On retrouve donc ici la même logique d’opposition que dans La Féline, avec d’un côté une société obsédée par une forme de « normalité » et de matérialisme, et de l’autre, des individus qui ne se reconnaissent pas dans ces codes réducteurs, laissant peu de place à l’inspiration artistique et au développement personnel. La différence est bien entendu que La Féline dresse le portrait d’une femme, tandis que La Malédiction des hommes chats aborde la question de la psychologie enfantine, d’une manière plutôt éclairée.
On relèvera notamment la scène où une enseignante tente, avec succès, de faire comprendre à Oliver que l’attitude de sa fille n’a rien de pathologique ou de condamnable, et que l’imaginaire, chez l’enfant, est non seulement une réaction naturelle face à la solitude, mais aussi une manière de se construire et de se développer. Entièrement focalisé sur cette thématique, le scénario de DeWitt Bodeen ne sacrifie jamais au spectaculaire et à la surenchère ; il est au contraire d’une grande sobriété, s’efforçant de bout en bout de dresser le portrait d’une petite fille mal comprise, et de proposer une réflexion pertinente sur notre rapport à l’imaginaire et à l’invisible.
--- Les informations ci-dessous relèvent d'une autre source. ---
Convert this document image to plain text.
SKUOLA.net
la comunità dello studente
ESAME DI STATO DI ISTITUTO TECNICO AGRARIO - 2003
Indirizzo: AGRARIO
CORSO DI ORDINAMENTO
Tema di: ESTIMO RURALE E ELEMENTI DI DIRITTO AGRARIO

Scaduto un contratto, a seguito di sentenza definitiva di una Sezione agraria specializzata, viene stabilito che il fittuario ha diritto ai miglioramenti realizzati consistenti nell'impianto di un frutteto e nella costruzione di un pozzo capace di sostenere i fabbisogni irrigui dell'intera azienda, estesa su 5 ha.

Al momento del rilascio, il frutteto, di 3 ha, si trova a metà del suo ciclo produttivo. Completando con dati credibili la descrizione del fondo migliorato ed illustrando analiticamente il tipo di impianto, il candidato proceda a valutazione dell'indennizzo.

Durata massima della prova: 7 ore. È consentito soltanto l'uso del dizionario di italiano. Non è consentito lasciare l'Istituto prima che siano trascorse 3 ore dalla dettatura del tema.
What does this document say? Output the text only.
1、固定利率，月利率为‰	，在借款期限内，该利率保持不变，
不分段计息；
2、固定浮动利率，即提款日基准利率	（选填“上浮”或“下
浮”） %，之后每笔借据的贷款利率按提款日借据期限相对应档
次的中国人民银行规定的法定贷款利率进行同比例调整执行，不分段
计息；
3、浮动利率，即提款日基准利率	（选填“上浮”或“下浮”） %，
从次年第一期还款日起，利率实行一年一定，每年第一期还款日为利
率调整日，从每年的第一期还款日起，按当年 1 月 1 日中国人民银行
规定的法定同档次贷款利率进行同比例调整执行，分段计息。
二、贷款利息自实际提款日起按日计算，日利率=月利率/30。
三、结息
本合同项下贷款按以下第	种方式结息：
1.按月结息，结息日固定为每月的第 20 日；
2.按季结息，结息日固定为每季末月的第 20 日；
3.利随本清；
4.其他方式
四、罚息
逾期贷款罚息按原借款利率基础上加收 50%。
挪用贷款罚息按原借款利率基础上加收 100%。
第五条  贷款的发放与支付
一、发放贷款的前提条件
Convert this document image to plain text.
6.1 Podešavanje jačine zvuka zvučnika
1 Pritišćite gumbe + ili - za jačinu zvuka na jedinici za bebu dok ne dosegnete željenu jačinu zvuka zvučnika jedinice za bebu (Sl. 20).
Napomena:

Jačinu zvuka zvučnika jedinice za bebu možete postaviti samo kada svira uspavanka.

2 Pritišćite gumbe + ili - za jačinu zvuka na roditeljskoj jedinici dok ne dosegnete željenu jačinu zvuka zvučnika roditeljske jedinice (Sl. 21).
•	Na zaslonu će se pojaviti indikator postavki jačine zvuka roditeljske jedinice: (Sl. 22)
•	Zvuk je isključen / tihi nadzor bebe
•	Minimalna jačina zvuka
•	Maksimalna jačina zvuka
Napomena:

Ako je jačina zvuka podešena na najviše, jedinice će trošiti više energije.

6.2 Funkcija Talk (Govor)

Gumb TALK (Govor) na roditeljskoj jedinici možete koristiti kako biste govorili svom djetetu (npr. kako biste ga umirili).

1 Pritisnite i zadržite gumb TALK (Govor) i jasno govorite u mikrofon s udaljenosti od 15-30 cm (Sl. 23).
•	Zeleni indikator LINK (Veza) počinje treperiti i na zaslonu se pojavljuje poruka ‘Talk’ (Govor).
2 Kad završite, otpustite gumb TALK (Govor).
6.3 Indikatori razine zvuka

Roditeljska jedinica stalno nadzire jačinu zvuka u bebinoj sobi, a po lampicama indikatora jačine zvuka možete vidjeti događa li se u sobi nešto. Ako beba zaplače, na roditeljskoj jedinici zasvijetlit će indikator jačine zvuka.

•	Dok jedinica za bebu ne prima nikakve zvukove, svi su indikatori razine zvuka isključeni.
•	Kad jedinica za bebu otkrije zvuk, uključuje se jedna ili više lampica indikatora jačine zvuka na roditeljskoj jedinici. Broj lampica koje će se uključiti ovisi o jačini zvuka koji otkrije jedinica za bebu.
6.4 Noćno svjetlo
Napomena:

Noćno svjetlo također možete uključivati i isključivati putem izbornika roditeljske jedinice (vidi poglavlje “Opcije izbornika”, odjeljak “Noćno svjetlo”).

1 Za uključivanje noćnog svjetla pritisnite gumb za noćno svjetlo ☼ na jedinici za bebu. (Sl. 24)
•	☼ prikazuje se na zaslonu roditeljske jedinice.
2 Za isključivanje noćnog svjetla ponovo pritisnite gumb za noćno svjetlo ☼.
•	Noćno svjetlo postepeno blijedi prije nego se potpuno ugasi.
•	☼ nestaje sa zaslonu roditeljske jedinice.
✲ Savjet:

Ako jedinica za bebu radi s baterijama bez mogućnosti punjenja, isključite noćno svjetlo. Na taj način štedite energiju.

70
Le fantastique, dans La Féline et La Malédiction des hommes-chats, n’est donc pas utilisé comme un banal ressort pour faire frisonner le spectateur : il véhicule un discours, propose une vision du monde et des êtres et articule même une forme, subtile, de critique sociale, doublée d’une ode à la différence et à l’imagination. Et même si La Malédiction des hommes-chat n’est pas aussi impressionnant que son prédécesseur, sa vision procure une expérience aussi agréable qu’intéressante.
La Malédiction des hommes chats transpose délicatement les thématiques de La Féline dans l'univers de l'enfance, intimement lié à l'imaginaire et au fantastique. Le résultat est un film sobre, sensible et cohérent, qui a été utilisé à plusieurs reprises comme support à des cours de psychologie aux États-Unis (lire The Curse of the Cat People sur Wikipédia).